Dott. Flavio Cannistrà
Psicologo, Psicoterapeuta
Specialista in Terapia Breve Strategica
e Ipnositerapia
Per approfondimenti
Giornale di Neuropsichiatria dell’Età Evolutiva, Volume 24, Agosto 2004, Supplemento n. 1
stefano
Bhe caro Flavio innanzitutto tutto mi piacerebbe leggere quel messaggio di whatsapp che così riassunto trovo ineccepibile detto questo mi trovi d’accordo sul fatto che stiamo esagerando o meglio stiamo in un epoca dove dove non la conoscenza ma la superficialità delle informazioni non ha eguali.
Trovo disarmante e a volte destabilizzante come chiunque si erga a persona informata e ahimè “colta” x il sol fatto di aver letto su internet e poi se capita che x qualche arcano motivo ti capita di parlare di un fatto/argomento che conosci ti rendi conto che dietro non si é capito niente o si é letto una grande bufala; sai mi ricorda lo scherzo degli alieni……
Però tutto ciò é molto triste un tempo si diceva beata ignoranza, sai oggi non si sa più cosa inventarsi se un bambino non studia, non sappiamo più cosa inventare per “una scuola migliore” e io dico siamo cresciuti tutti abbiamo avuto tutti le stesse possibilità di diventare qualcuno, c’é chi c’è l’ha fatta e chi no c’é chi é diventato ingegnere e chi ha fatto il contadino c’é chi é nato in cima ad una montagna e chi è nato a Napoli insomma caro Flavio io son convinto che stiamo veramente esagerando.
Basterebbe un po di buon senso il mondo negli ultimi 20anni sta correndo troppo rispetto al nostro adattamento, l’uomo si adattato alle grandi rivoluzioni piano piano ora non c’è la fa più ad adattarsi….
Flavio Cannistrà
Caro Stefano, capisco bene quel che dici.

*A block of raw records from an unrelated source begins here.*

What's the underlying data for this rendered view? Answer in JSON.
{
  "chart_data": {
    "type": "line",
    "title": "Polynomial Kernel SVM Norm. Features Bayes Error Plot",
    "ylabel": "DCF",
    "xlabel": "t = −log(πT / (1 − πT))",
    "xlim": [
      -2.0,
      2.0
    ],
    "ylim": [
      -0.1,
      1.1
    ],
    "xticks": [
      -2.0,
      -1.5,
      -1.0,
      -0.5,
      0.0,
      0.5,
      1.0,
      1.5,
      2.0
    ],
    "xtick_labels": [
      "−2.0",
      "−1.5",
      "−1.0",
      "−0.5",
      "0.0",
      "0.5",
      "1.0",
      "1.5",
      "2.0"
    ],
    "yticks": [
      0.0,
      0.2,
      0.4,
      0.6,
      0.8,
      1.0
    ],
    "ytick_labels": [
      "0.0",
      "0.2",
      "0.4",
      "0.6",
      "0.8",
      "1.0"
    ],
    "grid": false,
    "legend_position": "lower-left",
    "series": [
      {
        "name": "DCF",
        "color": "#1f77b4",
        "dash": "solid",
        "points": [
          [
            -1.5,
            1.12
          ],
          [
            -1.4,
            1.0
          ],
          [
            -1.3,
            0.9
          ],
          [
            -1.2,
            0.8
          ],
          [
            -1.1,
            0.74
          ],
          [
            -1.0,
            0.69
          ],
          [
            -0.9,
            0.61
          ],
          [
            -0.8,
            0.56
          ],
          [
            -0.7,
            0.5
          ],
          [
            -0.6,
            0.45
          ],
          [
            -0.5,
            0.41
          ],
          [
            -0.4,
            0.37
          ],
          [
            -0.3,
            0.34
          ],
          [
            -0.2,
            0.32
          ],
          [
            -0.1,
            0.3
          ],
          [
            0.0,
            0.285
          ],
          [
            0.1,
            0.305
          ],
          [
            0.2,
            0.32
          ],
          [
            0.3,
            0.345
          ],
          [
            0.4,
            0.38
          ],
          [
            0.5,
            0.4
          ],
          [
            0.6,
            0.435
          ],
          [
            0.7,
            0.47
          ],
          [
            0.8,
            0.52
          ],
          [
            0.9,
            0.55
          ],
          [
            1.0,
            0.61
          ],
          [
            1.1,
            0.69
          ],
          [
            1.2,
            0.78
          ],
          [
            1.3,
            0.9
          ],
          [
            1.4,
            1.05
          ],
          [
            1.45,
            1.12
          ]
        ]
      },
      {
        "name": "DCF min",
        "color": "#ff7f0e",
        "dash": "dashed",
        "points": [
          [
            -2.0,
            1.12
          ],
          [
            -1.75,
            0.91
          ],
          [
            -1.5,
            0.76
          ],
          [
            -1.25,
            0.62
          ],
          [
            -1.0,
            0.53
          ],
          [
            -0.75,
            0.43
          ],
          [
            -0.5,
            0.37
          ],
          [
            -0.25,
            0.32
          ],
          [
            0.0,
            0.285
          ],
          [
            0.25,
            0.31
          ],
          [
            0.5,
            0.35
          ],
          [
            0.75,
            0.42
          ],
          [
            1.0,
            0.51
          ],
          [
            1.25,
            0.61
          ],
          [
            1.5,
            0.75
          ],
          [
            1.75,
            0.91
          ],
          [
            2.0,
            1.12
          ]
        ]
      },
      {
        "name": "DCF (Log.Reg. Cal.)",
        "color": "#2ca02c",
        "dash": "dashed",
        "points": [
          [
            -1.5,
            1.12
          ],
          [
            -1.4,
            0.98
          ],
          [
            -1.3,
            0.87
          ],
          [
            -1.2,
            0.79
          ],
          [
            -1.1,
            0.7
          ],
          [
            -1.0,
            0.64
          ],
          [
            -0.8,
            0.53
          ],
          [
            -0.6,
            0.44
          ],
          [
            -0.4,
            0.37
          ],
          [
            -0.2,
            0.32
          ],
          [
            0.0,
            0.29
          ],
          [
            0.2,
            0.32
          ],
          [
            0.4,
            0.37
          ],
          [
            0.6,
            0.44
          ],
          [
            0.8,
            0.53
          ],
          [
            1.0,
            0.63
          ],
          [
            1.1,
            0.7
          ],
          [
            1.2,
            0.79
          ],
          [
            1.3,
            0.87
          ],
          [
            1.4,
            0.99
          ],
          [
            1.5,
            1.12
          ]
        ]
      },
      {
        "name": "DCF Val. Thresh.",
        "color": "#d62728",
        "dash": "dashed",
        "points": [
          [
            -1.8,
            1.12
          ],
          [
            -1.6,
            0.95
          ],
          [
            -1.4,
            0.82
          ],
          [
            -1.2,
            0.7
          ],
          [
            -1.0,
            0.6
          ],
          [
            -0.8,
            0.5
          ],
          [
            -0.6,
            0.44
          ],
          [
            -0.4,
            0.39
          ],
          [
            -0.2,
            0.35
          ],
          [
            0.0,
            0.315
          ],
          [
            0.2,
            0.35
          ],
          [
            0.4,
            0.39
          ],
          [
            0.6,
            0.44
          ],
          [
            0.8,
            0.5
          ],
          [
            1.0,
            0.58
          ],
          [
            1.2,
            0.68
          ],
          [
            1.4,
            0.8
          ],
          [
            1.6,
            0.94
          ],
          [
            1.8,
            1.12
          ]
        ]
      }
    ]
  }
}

Il mondo che viviamo ora è questo, dobbiamo imparare ad amministrarlo – ad adattarci, come hai detto tu – anche se è difficile. Anche nello studio dello psicologo vedi nuovi problemi creati dal momento presente, o vecchi che ne sono esacerbati. Fortuna vuole che l’uomo abbia una millenaria dose di risorse interne: va solo (ri)trovato il modo di utilizzarle bene.